2.2 Übermittlung zur Qualitätssicherung
Rz. 6
Durch die mit dem 2. SGBÄndG mit Wirkung zum 1.7.1994 vorgenommene Ergänzung der Vorschrift ist nunmehr die Offenbarung personenbezogener Daten auch im Rahmen der Stichprobenprüfung nach § 136 Abs. 2 zulässig. Diese Prüfungen über rein medizinische Qualitätsfragen (vgl. die Komm. zu § 136) führen die Kassenärztlichen Vereinigungen durch.
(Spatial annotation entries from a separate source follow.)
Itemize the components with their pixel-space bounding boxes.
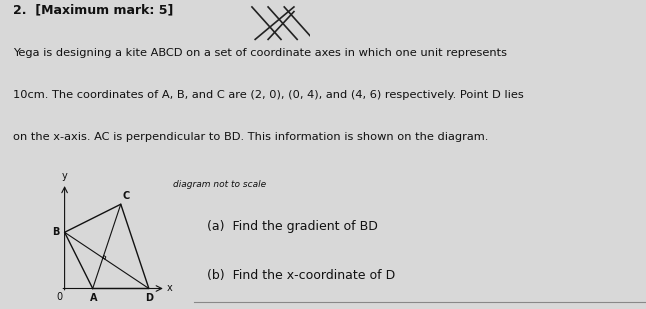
Text: Yega is designing a kite ABCD on a set of coordinate axes in which one unit repr: Yega is designing a kite ABCD on a set o… [13, 48, 507, 58]
Text: 0: 0 [56, 292, 63, 302]
Text: y: y [62, 171, 67, 181]
Text: B: B [52, 227, 59, 237]
Text: (b)  Find the x-coordinate of D: (b) Find the x-coordinate of D [207, 269, 395, 282]
Text: on the x-axis. AC is perpendicular to BD. This information is shown on the diagr: on the x-axis. AC is perpendicular to BD… [13, 132, 488, 142]
Text: diagram not to scale: diagram not to scale [173, 180, 266, 189]
Text: 2.  [Maximum mark: 5]: 2. [Maximum mark: 5] [13, 4, 173, 17]
Text: A: A [90, 294, 97, 303]
Text: x: x [167, 283, 173, 294]
Text: D: D [145, 294, 153, 303]
Text: 10cm. The coordinates of A, B, and C are (2, 0), (0, 4), and (4, 6) respectively: 10cm. The coordinates of A, B, and C are… [13, 90, 524, 100]
Text: (a)  Find the gradient of BD: (a) Find the gradient of BD [207, 220, 378, 233]
Text: C: C [123, 191, 130, 201]
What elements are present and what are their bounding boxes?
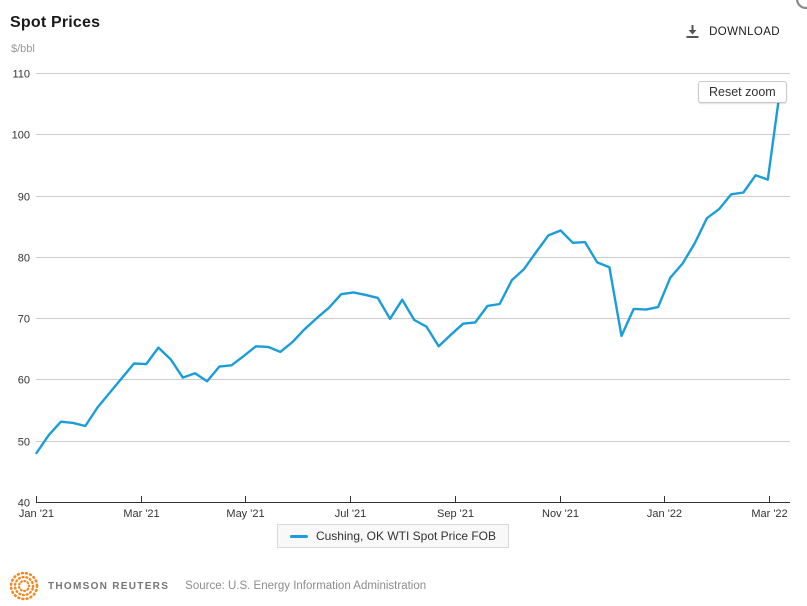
x-tick-label: Mar '21 — [123, 508, 159, 520]
thomson-reuters-logo-icon — [8, 570, 40, 602]
chart-plot-area[interactable]: 40 50 60 70 80 90 100 110 Jan '21 Mar '21 May '21 J… — [0, 0, 807, 560]
x-tick-label: May '21 — [226, 508, 264, 520]
y-tick-label: 100 — [12, 130, 30, 142]
brand-name: THOMSON REUTERS — [48, 580, 170, 592]
download-button[interactable]: DOWNLOAD — [685, 22, 780, 41]
footer: THOMSON REUTERS Source: U.S. Energy Info… — [8, 569, 426, 603]
y-tick-label: 60 — [18, 375, 30, 387]
download-label: DOWNLOAD — [709, 25, 780, 38]
y-tick-label: 50 — [18, 437, 30, 449]
source-attribution: Source: U.S. Energy Information Administ… — [185, 580, 427, 592]
x-tick-label: Sep '21 — [437, 508, 474, 520]
page-title: Spot Prices — [10, 14, 101, 31]
download-icon — [685, 24, 700, 39]
y-tick-label: 90 — [18, 192, 30, 204]
x-tick-label: Jul '21 — [335, 508, 366, 520]
legend-item-cushing-wti[interactable]: Cushing, OK WTI Spot Price FOB — [276, 524, 510, 548]
legend-line-swatch — [289, 534, 308, 538]
x-tick-label: Nov '21 — [542, 508, 579, 520]
reset-zoom-button[interactable]: Reset zoom — [698, 81, 787, 103]
price-series-line — [35, 88, 782, 455]
y-tick-label: 70 — [18, 314, 30, 326]
y-tick-label: 110 — [12, 69, 30, 81]
y-tick-label: 40 — [18, 498, 30, 510]
legend-label: Cushing, OK WTI Spot Price FOB — [315, 529, 497, 543]
y-axis-unit-label: $/bbl — [11, 43, 35, 55]
corner-partial-icon — [795, 0, 807, 10]
x-tick-label: Jan '21 — [19, 508, 54, 520]
y-tick-label: 80 — [18, 253, 30, 265]
x-tick-label: Mar '22 — [751, 508, 787, 520]
x-tick-label: Jan '22 — [647, 508, 682, 520]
Dementsprechend sind Prüfungen nur durch Einsicht in die Behandlungsunterlagen mit den darin enthaltenen personenbezogenen Daten der Versicherten möglich.
Rz. 7
Die durch § 298 gesetzlich normierte Zulässigkeit der Weitergabe personenbezogener Daten gegenüber den prüfenden Stellen bedeutet, dass die Einwilligung zur Datenübermittlung vom betroffenen Versicherten nicht eingeholt werden muss und dass sich die Ärzte insoweit nicht auf ihre ärztliche Schweigepflicht berufen können, wenn entsprechende Unterlagen angefordert werden (vgl. hierzu LSG für das Saarland, Urteil v. 1.4.1998, L 3 KA 19/96 – Nichtzulassungsbeschwerde verworfen durch BSG, Beschluss v. 17.12.1998, B 6 KA 63/98). Der Weigerung, Unterlagen vorzulegen, kann mit Disziplinarmaßnahmen begegnet werden (BayLSG, Urteile v. 23.9.1998, L 12 KA 518/97, und v. 9.11.2005, L 3 KA 5012/04).
3 Literatur
Rz. 8
Kirchhoff, Datenübermittlung durch Krankenkasse an Staatsanwaltschaft bei Betrugsverdacht?, jurisPR-SozR 22/2021 Anm. 5.